Federal Reserve System (FED)

The Federal Reserve System (FED) is the central banking system of the United States. It was established on December 23, 1913 upon the enactment of the Federal Reserve Act. Currently, Ben S. Bernanke is the Chairman of the Federal Reserve Board.

FED responsibilities are as follows:

  • set the monetary policy of the USA, in order to maintain stable prices, maximum employment and moderate long-term interest rates;
  • supervise and regulate financial institutions to protect the credit rights of consumers, ensure a stable financial system and contain systemic risk that may arise in financial markets;
  • Operate and oversee the USA’s payment system, by the provision of certain financial services to the U.S. government, U.S. financial institutions, and to foreign official institutions.

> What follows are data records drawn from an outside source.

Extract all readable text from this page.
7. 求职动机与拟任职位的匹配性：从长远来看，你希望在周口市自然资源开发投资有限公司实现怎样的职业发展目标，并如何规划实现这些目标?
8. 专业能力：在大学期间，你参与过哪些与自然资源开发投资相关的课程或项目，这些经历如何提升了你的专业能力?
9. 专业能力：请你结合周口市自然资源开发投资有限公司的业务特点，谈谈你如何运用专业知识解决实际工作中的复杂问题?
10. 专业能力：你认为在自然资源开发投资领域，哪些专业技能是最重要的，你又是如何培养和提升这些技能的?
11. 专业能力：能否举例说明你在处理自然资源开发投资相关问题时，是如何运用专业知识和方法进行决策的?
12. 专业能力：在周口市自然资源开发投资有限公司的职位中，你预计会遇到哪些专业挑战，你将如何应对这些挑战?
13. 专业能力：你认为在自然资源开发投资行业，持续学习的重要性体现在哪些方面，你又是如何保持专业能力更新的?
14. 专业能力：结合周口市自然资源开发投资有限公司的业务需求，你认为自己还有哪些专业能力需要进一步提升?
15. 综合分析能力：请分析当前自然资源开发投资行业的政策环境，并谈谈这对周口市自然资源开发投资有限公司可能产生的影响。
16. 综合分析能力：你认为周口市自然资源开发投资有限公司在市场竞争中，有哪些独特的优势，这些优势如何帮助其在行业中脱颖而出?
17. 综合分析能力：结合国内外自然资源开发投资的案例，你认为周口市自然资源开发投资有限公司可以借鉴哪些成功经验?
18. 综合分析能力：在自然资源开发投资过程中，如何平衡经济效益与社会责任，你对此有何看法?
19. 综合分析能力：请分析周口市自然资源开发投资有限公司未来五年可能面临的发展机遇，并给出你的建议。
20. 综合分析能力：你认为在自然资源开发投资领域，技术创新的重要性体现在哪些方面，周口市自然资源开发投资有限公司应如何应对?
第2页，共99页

The Federal Reserve System's structure:

  • Federal Reserve Board that is appointed by the President;
  • 12 regional Federal Reserve Banks; and
  • Federal Open Market Committee (FOMC) is responsible for setting the monetary policy and consists of the members of Federal Reserve Board and the 12 presidents of the aforementioned regional Federal Reserve Banks.

Federal Reserve is independent within the government in that "its monetary policy decisions do not have to be approved by the President or anyone else in the executive or legislative branches of government." Its authority is derived from statutes enacted by the U.S. Congress and the System is subject to congressional oversight.